TV Crime Log: Fall, Babylon, Ripper
The first series of The Fall, Allan Cubitt’s serial killer drama, received brickbats and praise in equal measure for its violent – and, some complained, misogynist – story of a detective’s hunt for a multiple murderer.
Not that the BBC is worrying unduly. The Fall was BBC 2’s most-watched drama in umpteen years – and the series ended with the cat-and-mouse hunt between Detective Superintendent Stella Gibson and killer Paul Spector on the verge of getting personal.
So now Gillian ‘Haversham’ Anderson is back in the blouse for the second series, with Jamie ‘Fifty Shades’ Dornan again appearing as her nemesis—and him from Merlin is joining the cast. We are promised a more obsessional pursuit.

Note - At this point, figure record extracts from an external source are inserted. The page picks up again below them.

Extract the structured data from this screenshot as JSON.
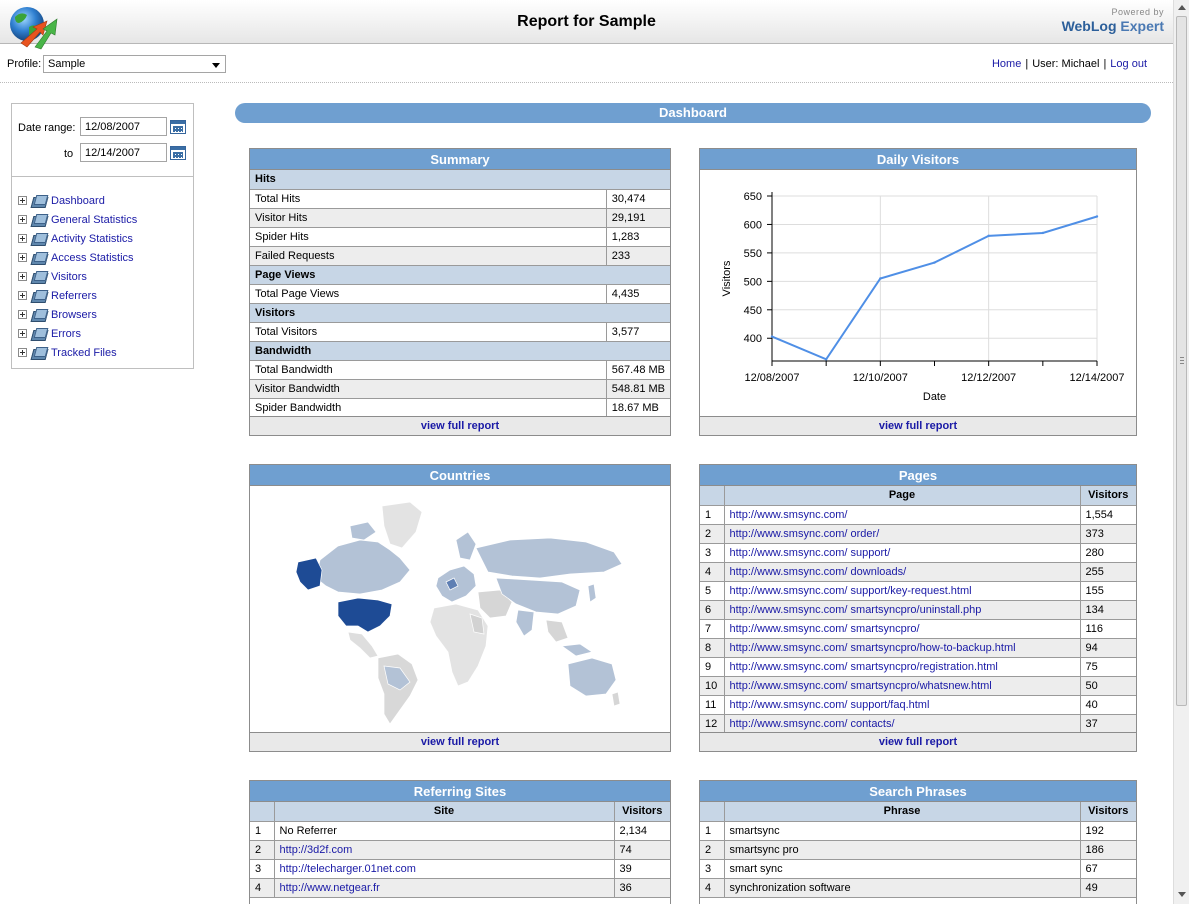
{
  "header": {
    "title": "Report for Sample",
    "powered_by": "Powered by",
    "brand_a": "WebLog",
    "brand_b": " Expert"
  },
  "profile": {
    "label": "Profile:",
    "selected": "Sample"
  },
  "user_links": {
    "home": "Home",
    "user": "User: Michael",
    "logout": "Log out"
  },
  "date_range": {
    "label": "Date range:",
    "from": "12/08/2007",
    "to_label": "to",
    "to": "12/14/2007"
  },
  "nav": [
    "Dashboard",
    "General Statistics",
    "Activity Statistics",
    "Access Statistics",
    "Visitors",
    "Referrers",
    "Browsers",
    "Errors",
    "Tracked Files"
  ],
  "dashboard_title": "Dashboard",
  "view_full_report": "view full report",
  "summary": {
    "title": "Summary",
    "sections": [
      {
        "name": "Hits",
        "rows": [
          [
            "Total Hits",
            "30,474"
          ],
          [
            "Visitor Hits",
            "29,191"
          ],
          [
            "Spider Hits",
            "1,283"
          ],
          [
            "Failed Requests",
            "233"
          ]
        ]
      },
      {
        "name": "Page Views",
        "rows": [
          [
            "Total Page Views",
            "4,435"
          ]
        ]
      },
      {
        "name": "Visitors",
        "rows": [
          [
            "Total Visitors",
            "3,577"
          ]
        ]
      },
      {
        "name": "Bandwidth",
        "rows": [
          [
            "Total Bandwidth",
            "567.48 MB"
          ],
          [
            "Visitor Bandwidth",
            "548.81 MB"
          ],
          [
            "Spider Bandwidth",
            "18.67 MB"
          ]
        ]
      }
    ]
  },
  "daily_visitors": {
    "title": "Daily Visitors"
  },
  "chart_data": {
    "type": "line",
    "title": "Daily Visitors",
    "xlabel": "Date",
    "ylabel": "Visitors",
    "x": [
      "12/08/2007",
      "12/09/2007",
      "12/10/2007",
      "12/11/2007",
      "12/12/2007",
      "12/13/2007",
      "12/14/2007"
    ],
    "x_tick_labels": [
      "12/08/2007",
      "12/10/2007",
      "12/12/2007",
      "12/14/2007"
    ],
    "series": [
      {
        "name": "Visitors",
        "values": [
          403,
          363,
          505,
          533,
          580,
          585,
          614
        ],
        "color": "#4f8fe6"
      }
    ],
    "ylim": [
      360,
      650
    ],
    "y_ticks": [
      400,
      450,
      500,
      550,
      600,
      650
    ],
    "grid": true
  },
  "countries": {
    "title": "Countries",
    "highlight_colors": [
      "#1f4e99",
      "#5f7fb3",
      "#b4c3d6",
      "#e6e6e6"
    ]
  },
  "pages": {
    "title": "Pages",
    "columns": [
      "Page",
      "Visitors"
    ],
    "rows": [
      [
        "1",
        "http://www.smsync.com/",
        "1,554"
      ],
      [
        "2",
        "http://www.smsync.com/ order/",
        "373"
      ],
      [
        "3",
        "http://www.smsync.com/ support/",
        "280"
      ],
      [
        "4",
        "http://www.smsync.com/ downloads/",
        "255"
      ],
      [
        "5",
        "http://www.smsync.com/ support/key-request.html",
        "155"
      ],
      [
        "6",
        "http://www.smsync.com/ smartsyncpro/uninstall.php",
        "134"
      ],
      [
        "7",
        "http://www.smsync.com/ smartsyncpro/",
        "116"
      ],
      [
        "8",
        "http://www.smsync.com/ smartsyncpro/how-to-backup.html",
        "94"
      ],
      [
        "9",
        "http://www.smsync.com/ smartsyncpro/registration.html",
        "75"
      ],
      [
        "10",
        "http://www.smsync.com/ smartsyncpro/whatsnew.html",
        "50"
      ],
      [
        "11",
        "http://www.smsync.com/ support/faq.html",
        "40"
      ],
      [
        "12",
        "http://www.smsync.com/ contacts/",
        "37"
      ]
    ]
  },
  "referring_sites": {
    "title": "Referring Sites",
    "columns": [
      "Site",
      "Visitors"
    ],
    "rows": [
      [
        "1",
        "No Referrer",
        "2,134",
        false
      ],
      [
        "2",
        "http://3d2f.com",
        "74",
        true
      ],
      [
        "3",
        "http://telecharger.01net.com",
        "39",
        true
      ],
      [
        "4",
        "http://www.netgear.fr",
        "36",
        true
      ]
    ]
  },
  "search_phrases": {
    "title": "Search Phrases",
    "columns": [
      "Phrase",
      "Visitors"
    ],
    "rows": [
      [
        "1",
        "smartsync",
        "192"
      ],
      [
        "2",
        "smartsync pro",
        "186"
      ],
      [
        "3",
        "smart sync",
        "67"
      ],
      [
        "4",
        "synchronization software",
        "49"
      ]
    ]
  }
}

The new series of six episodes starts on BBC2 at 9pm, on Thursday night.
So there’s that. But, you may want to turn over straight afterwards to watch Babylon on Channel 4 at 10pm.
With the our police forces under increased scrutiny, writers increasingly focus on the pressures they face to be seen to be solving crime –- later in the week, I’ll be reviewing a procedural that does just that -– and Sam ‘Peep’ Armstrong and Jess ‘Show’ Bain’s new series follows the Met’s PR department going into overdrive as officers struggle to respond to a variety of dangerous incidents.
Described as a ‘cop show without detectives,’ director Danny Boyle’s comedy-drama pilot was successfully broadcast last year and has been commissioned for an eight-part series.
Brit Marling is the new PR manager Liz Garvey who had to deal with Police Commissioner James Nesbitt and tiptoe through the conflicts and bueacracy in the Met.
Time was when being a copper was a more simple affair. You could just wade in with your size twelves and a pair of knuckledusters and not worry that some hack is going to plaster your boat all over the front pages. The gentlemen of Ripper Street, for example, have no such worries.
After a shaky start –- it, too, was accused of the overuse of violence against women -– Ripper Street settled down into a smart and gripping period drama, set in the troubled aftermath of Saucy Jack’s violent spree, and it’s back for a third series.
But wait, you protest as you flick through your leather-bound copy of the Radio Times, I don’t see it, anywhere in the schedules!
That’s because Ripper Street—with its under under-performing viewing figures and costly period sets—was canned by the BBC, to great uproar in certain circles, and then miraculously resurrected in a deal with Amazon Instant Video. That means an episode will be available to watch online –- if you’re an AIO customer, of course –- every week up until Christmas.
You can see the first episode featuring Inspector Edmund Reid and company from Friday, and the series will be available to watch on old-fashioned network telly next year, I believe.